Top
WHAT has been written in these pages is based on authentic documents and sources rather than on tradition—on fact rather than on rumour. Necessity required that it should be the story of epochs rather than of individuals. It is sometimes said unwisely that “epochs are but resting-places or halts in history.” But that is not a truthful definition when applied to the epochs of McGill, for they have all been times of progress. With steps sometimes accelerated, sometimes slow, sometimes even faltering, its movement has been always onward. There have been no stopping-places in its life. It has not been possible here to give adequate notice or even reference to all its benefactors and to all the noble and unselfish men and women who helped in its advancement, to the distinguished graduates and sacrificing professors who brought honour to its name, to the discoveries, the theories and doctrines for improvement, whether intellectual or social or political, first fashioned in its shadow. Through the medium of these men and women, and their theories and doctrines carried into practice, it has won undying glory. Their names are safe in our University's past; we can leave their memories in its keeping.
When James McGill made his bequest he was dreaming of a University that would first serve Canada and assist in its development. He himself had set his face westward. When he made his will he knew that he was of the past, but he had faith in the coming youth and manhood of his adopted land. He saw the possibilities of the vast new country in which he had prospered but which he was so soon to leave, and he had a firm belief in its future greatness. The Founder's dream has been realised even to a greater extent than perhaps he hoped. The men who in its hundred years of life brought to McGill the largest portion of its fame, whether graduates or professors, were products of the new country in the young manhood of which he had such unbounded faith. They were, for the most part, native Canadians whose feet were rooted in the soil. They were men whose ancestors, like the Founder himself, had crossed the ocean in comfortless craft to face unknown hardships in forest and on plain, to build homes from the wilderness in which they might find happiness and fortune. Dawson in Education, Osler in Medicine, Laurier in Statesmanship, and a host of others, these are gone; they are behind us; their achievements are part of our century story. Elsewhere than in McGill their services, their doctrines, and their theories have been assimilated; they have ministered to the nation's and the world's life. And the men and boys who went out from McGill to die for their principles during the world's five years of tragedy were similar to them in sacrifice and spirit; they contributed in another form to the advancement of civilization. In their ideals they were typical of the Canadian youth of James McGill's vision. They justified the Founder's faith.
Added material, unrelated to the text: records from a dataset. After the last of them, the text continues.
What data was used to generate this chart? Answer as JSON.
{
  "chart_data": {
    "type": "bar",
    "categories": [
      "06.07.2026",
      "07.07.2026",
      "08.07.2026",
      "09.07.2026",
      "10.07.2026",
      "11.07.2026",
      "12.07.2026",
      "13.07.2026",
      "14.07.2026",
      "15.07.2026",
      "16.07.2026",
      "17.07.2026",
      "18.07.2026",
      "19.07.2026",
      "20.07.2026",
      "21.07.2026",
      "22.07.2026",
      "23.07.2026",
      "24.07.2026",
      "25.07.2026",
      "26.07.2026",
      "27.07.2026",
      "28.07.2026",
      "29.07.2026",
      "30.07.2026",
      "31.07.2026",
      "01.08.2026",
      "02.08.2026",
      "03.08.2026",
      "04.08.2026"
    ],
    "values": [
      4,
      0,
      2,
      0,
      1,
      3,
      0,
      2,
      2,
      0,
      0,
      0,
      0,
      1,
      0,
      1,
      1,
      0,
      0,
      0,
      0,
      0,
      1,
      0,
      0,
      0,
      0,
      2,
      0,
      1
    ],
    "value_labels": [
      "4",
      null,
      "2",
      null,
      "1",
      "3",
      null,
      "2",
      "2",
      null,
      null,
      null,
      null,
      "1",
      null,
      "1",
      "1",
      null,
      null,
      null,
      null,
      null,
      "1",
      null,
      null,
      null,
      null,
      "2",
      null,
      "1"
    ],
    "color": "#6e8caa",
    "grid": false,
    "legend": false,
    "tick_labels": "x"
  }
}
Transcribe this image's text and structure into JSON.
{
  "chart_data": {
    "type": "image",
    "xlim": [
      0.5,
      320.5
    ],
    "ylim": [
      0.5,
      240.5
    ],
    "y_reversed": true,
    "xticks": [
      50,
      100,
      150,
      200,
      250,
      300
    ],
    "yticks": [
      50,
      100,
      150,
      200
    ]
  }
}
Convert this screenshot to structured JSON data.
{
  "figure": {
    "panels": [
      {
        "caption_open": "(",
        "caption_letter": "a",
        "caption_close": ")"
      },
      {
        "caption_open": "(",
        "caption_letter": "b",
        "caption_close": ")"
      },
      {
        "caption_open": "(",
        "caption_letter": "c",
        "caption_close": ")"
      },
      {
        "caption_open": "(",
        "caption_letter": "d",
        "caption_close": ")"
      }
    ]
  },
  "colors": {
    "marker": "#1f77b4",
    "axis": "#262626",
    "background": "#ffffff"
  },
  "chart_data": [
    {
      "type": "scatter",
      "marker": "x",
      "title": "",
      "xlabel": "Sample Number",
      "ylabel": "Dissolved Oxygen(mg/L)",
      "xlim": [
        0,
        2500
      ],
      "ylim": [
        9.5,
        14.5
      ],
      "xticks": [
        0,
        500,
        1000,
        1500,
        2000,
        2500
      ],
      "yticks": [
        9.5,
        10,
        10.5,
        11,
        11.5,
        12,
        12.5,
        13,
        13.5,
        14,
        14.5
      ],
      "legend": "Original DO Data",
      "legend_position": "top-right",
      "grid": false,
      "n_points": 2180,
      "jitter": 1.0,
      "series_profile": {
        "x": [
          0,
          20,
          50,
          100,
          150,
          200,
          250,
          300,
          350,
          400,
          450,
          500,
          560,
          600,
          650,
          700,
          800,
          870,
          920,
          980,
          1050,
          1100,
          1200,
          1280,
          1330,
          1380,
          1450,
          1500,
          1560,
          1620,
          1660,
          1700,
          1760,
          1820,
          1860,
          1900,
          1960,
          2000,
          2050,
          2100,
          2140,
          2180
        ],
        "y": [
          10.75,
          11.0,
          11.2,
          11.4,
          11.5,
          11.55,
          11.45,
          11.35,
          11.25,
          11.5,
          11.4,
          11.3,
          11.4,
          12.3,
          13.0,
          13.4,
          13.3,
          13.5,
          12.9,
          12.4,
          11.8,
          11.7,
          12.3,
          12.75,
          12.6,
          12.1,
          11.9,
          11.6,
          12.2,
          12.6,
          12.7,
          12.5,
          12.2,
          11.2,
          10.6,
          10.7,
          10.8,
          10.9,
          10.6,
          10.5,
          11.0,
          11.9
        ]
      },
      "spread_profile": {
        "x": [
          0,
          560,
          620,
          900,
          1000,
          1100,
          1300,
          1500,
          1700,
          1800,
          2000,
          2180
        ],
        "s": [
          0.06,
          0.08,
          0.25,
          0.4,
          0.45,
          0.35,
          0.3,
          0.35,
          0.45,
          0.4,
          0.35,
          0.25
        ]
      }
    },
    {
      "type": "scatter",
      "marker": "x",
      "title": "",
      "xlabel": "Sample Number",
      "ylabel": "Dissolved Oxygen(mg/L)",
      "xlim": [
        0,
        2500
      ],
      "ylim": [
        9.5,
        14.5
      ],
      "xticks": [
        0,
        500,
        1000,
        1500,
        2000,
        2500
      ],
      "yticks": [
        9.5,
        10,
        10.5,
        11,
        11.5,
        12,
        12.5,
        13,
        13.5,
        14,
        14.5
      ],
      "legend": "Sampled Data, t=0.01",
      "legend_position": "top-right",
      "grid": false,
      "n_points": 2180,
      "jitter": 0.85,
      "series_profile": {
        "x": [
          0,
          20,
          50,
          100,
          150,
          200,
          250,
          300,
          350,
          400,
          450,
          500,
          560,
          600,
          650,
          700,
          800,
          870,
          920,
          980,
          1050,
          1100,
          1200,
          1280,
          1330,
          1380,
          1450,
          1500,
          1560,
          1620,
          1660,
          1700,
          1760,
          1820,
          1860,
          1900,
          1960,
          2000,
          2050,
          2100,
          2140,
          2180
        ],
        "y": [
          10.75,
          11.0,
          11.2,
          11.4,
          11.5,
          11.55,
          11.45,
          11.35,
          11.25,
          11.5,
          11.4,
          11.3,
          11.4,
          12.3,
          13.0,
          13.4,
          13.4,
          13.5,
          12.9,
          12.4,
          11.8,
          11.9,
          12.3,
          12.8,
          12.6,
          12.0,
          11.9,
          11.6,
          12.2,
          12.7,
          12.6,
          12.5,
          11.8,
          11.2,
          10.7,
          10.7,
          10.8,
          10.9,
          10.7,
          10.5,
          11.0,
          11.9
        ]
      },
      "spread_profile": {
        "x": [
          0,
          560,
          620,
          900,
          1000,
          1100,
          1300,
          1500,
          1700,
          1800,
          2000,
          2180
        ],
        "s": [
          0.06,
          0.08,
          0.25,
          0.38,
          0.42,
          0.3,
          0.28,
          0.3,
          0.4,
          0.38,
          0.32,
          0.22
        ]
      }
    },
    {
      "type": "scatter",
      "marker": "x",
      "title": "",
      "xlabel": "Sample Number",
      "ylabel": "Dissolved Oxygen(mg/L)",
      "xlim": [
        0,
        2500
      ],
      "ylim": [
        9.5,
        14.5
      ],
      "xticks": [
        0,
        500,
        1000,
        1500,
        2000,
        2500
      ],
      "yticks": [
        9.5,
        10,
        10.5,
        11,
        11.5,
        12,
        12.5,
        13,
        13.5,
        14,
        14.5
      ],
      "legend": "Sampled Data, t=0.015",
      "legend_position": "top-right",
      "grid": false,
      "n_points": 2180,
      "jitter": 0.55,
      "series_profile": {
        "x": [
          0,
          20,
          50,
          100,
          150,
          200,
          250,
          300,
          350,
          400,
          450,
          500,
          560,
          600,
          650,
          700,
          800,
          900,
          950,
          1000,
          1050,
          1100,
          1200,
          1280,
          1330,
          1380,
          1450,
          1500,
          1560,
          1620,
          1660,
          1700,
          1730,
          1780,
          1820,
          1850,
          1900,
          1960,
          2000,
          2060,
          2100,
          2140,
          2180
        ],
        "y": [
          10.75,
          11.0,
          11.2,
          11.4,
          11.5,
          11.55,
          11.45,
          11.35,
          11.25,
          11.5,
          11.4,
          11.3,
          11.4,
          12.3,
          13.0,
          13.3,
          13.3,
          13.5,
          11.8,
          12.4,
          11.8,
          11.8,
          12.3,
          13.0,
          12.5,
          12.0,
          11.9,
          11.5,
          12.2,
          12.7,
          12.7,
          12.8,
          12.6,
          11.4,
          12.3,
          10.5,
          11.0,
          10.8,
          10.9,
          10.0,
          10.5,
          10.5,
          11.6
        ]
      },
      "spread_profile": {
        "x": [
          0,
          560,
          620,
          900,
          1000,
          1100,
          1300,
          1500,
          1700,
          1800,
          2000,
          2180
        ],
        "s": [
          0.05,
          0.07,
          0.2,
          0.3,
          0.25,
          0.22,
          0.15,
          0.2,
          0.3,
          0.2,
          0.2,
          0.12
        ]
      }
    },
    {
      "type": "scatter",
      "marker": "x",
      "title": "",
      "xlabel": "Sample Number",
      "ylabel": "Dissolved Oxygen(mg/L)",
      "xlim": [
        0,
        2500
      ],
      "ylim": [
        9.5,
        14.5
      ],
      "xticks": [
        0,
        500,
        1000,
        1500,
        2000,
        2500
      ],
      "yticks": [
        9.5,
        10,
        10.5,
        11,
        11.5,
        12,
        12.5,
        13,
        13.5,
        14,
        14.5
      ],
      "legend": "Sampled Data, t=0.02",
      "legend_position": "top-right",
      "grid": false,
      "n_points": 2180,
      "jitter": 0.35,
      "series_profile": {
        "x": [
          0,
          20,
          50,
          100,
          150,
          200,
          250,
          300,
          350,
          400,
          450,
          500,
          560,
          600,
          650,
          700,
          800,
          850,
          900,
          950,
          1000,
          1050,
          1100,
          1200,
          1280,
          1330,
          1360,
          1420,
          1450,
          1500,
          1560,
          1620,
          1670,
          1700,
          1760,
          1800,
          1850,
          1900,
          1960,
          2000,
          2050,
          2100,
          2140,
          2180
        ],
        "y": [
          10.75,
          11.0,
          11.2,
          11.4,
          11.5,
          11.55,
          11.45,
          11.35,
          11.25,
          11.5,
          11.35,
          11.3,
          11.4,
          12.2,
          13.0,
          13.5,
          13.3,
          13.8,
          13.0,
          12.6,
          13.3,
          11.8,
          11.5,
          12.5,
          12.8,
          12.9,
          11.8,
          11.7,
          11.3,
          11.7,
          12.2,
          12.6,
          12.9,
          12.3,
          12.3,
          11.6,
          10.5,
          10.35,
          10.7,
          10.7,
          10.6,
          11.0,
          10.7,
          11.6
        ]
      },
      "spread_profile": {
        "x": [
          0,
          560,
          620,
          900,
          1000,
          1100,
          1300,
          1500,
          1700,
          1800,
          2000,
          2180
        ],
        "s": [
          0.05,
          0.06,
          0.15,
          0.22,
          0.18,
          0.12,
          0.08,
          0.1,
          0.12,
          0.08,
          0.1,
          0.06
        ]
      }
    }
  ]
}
With this reference to our great dead we bring these chapters to a close. The next, unwritten, chapter in McGill University's history is one of which we do not see the end. It must be left to other hands and other pens. When it is written it may or may not revolve about individuals. Like its preceding chapters it, too, will more probably be the story of an epoch. For while the individual must always vanish in his due time, the College must survive. One fact is certain—after one hundred years of struggle and of ultimate triumph, life still beats strongly in the veins of the University—more actively than in the days of its youth, and more hopefully than at any period in its history. There is a new spirit in McGill. To-day its pulsing life, under the guidance of its great Canadian leader, reaches through all grades and faculties and departments of its students as it has never done before. There is a general forward movement, unhampered and undivided by considerations or competitions of sections or of faculties. The University is closer, too, than it once was to the current of national feeling. It is seeking to minister to Canada, the land which gave it birth and from which its greatness sprang. But while it will serve Canada, it will continue to draw its students, like the true Studium Generale, from every country on the globe, and to send them back to serve their individual countries to advance the enlightenment of the world. McGill's first century has been a century of trial, but a century of great accomplishment. Its struggles and its triumphs are an inspiration for the coming days. If we but follow the ideals of the men who made our University, with their noble sacrifice, their splendid achievement and their unwavering faith as our heritage, the unwritten story of McGill's future will be more glorious even than the record of its past.